American Judges Association
The Third Branch of the Third Sovereign: A Brief History of Tribal Courts and Their Perception in the Supreme Court
Date of this Version
Court Review, Volume 49, Issue 1 (2013)
No other branch of any government at any level in the United States faces the same sorts of unique challenges, jurisdictional quandaries,1 resource limitations, and threats to its authority than tribal courts. Yet, despite the challenges tribal courts face—not the least of which is a wariness and sometimes outright hostility from other American courts—tribal nations and especially tribal courts have grown increasingly adept and innovative at finding ways to overcome the myriad of hurdles that confront them.
The role of today’s tribal court often requires it to blend two different, although not necessarily competing, legal traditions: older tribal common law and more recent Western-inspired sources of law, such as constitutions and codes. Many tribal courts have risen to the challenge, finding innovative ways to make the teachings, traditions, and rules of previous generations—the common law of the tribal nation—speak to the issues of the present and provide guidance in how to read the contemporary law of the community. This valuable work has helped tribal nations develop and engage in American legal, political, and financial life like never before, with substantial benefits to tribal peoples in a changing world with greater opportunities.

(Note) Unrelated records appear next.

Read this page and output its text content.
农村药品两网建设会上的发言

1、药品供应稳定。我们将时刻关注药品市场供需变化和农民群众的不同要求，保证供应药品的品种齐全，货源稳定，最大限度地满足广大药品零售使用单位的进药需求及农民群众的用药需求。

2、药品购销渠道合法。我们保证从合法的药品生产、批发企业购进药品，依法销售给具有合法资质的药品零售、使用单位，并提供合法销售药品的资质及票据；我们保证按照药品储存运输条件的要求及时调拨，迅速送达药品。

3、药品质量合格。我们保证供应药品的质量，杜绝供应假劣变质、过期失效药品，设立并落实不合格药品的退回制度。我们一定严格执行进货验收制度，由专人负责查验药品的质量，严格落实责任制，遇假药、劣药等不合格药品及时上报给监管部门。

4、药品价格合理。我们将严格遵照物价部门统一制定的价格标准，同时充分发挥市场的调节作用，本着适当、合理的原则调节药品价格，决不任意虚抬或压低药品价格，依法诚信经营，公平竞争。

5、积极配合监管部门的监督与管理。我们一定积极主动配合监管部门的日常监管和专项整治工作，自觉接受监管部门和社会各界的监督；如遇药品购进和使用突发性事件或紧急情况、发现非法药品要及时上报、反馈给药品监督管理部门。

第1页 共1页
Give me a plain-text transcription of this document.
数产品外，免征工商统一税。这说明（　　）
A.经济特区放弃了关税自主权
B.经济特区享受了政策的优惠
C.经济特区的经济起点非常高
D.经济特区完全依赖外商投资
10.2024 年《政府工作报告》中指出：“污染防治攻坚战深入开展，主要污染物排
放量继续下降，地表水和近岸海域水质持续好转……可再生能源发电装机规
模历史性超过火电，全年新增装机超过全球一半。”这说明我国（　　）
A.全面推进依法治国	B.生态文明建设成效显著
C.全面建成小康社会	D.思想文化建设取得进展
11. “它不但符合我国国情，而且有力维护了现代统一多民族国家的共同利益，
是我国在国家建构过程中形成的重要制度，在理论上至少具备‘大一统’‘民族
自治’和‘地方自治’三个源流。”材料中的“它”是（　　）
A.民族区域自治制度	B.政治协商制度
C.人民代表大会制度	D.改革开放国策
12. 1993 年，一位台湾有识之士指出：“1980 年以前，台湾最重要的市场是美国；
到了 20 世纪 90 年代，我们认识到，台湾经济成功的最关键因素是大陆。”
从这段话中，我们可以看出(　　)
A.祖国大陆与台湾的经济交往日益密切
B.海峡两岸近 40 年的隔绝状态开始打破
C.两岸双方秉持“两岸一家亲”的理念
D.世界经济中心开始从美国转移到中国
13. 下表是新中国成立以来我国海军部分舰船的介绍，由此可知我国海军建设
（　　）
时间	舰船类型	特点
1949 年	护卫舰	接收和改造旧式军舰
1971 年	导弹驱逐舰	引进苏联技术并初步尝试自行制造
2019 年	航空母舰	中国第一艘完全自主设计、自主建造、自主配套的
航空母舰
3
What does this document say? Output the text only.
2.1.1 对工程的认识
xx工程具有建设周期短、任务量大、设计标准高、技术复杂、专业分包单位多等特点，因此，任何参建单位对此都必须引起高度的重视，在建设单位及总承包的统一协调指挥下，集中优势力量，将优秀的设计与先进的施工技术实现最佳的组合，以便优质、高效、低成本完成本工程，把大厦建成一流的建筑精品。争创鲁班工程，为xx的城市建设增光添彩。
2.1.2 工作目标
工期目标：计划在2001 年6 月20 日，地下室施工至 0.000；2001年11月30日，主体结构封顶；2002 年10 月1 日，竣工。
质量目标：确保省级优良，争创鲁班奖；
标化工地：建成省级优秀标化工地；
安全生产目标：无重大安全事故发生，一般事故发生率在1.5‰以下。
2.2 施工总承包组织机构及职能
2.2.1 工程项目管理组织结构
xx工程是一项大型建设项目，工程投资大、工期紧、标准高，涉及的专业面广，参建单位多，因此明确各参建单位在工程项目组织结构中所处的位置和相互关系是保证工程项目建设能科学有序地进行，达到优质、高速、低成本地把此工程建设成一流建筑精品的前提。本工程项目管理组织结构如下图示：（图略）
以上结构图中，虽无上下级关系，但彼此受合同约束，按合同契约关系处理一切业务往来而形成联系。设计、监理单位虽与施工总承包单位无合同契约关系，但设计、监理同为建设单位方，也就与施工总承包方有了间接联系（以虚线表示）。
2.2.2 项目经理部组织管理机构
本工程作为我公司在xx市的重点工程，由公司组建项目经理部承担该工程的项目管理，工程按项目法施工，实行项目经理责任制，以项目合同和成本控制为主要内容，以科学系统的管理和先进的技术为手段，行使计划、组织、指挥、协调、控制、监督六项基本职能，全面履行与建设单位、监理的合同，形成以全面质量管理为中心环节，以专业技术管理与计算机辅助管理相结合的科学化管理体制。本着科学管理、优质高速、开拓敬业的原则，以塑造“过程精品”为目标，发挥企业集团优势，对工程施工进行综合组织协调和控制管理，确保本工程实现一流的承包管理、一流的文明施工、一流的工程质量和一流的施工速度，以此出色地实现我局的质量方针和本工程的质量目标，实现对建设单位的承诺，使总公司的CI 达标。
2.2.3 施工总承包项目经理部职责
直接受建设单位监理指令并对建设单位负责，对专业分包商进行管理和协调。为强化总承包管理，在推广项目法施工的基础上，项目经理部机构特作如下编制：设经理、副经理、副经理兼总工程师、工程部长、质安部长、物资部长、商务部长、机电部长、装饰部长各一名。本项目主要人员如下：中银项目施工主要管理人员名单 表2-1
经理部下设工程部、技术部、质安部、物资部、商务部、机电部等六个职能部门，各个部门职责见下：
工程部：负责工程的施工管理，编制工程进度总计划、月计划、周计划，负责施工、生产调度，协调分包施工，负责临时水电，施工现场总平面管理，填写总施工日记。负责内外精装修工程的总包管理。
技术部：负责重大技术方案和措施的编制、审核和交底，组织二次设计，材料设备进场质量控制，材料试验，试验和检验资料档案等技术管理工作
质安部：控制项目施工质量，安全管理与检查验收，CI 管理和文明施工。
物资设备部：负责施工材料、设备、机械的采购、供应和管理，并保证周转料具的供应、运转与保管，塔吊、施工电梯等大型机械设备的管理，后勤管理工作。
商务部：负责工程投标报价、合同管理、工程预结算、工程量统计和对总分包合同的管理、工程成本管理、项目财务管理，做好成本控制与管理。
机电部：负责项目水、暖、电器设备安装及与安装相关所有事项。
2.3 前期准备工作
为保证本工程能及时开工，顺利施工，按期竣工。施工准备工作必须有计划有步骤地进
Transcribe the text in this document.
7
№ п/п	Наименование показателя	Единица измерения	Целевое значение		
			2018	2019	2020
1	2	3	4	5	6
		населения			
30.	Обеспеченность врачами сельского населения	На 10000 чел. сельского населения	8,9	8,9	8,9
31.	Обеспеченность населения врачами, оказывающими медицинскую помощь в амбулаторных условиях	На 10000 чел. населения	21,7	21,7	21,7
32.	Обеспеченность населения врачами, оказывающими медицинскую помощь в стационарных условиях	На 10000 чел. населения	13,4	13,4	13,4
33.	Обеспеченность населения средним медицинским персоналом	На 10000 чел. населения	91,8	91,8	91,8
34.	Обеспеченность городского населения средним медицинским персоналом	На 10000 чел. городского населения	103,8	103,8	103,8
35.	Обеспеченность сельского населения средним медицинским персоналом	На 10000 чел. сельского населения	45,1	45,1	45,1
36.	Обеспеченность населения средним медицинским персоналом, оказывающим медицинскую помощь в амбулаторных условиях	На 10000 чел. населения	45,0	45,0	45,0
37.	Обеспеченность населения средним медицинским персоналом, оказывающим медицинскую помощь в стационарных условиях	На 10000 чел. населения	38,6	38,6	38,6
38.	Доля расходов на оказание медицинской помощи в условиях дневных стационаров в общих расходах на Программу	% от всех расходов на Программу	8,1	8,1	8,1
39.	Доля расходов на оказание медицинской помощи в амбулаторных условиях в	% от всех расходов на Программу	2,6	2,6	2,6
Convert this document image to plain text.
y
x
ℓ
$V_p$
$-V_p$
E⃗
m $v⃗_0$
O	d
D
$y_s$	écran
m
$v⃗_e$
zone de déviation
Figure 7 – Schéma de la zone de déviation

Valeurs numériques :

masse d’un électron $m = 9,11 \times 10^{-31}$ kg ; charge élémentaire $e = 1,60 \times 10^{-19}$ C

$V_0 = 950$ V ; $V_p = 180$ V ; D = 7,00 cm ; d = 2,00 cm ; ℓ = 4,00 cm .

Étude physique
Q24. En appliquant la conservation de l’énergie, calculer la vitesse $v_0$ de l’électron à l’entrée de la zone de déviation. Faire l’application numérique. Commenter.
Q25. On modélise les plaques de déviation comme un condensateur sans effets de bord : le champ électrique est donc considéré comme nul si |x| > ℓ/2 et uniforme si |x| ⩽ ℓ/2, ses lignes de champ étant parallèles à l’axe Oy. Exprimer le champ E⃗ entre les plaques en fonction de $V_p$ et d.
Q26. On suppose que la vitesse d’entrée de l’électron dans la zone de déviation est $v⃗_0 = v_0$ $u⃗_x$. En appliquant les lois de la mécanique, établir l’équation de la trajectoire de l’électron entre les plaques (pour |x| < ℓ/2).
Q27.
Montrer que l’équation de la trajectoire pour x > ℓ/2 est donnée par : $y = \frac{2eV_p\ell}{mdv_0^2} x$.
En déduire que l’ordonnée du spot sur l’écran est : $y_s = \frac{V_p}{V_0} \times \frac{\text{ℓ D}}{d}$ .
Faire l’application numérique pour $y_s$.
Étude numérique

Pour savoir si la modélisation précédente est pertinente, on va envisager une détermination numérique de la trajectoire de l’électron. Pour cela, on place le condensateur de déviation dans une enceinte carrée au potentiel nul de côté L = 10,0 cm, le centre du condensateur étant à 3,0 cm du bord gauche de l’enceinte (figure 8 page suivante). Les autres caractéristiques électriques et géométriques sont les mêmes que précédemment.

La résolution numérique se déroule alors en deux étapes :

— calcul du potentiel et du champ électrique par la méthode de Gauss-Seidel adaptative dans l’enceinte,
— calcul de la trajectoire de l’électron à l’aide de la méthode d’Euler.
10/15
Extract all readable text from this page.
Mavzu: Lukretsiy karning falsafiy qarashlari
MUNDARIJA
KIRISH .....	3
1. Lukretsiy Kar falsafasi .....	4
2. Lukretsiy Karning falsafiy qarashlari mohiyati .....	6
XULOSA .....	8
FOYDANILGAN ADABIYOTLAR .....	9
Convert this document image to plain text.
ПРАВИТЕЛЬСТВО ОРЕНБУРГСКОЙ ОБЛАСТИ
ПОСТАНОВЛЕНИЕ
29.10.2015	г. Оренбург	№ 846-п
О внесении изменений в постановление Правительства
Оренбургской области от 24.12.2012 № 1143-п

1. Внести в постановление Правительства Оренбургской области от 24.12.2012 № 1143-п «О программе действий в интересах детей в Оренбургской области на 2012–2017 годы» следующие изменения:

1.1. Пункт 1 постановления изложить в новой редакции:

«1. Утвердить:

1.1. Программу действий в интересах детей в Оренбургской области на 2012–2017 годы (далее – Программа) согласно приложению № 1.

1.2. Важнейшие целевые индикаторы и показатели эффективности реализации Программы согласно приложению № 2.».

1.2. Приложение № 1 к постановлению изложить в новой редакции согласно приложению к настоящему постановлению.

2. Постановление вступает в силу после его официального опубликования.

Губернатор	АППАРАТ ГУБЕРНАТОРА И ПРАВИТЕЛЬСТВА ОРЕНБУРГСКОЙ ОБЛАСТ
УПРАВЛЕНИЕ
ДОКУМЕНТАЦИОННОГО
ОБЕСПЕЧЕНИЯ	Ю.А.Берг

Unfortunately, the innovative work that many tribal courts are engaged in is not always recognized and appreciated outside of Indian Country. As a consequence, there remains a fair amount of trepidation about tribal courts, particularly in other American courts and perhaps especially in the Supreme Court. This trepidation is often founded by the same presumptions about tribal peoples that existed in the nineteenth century and were expressed in the Indian law cases of that era.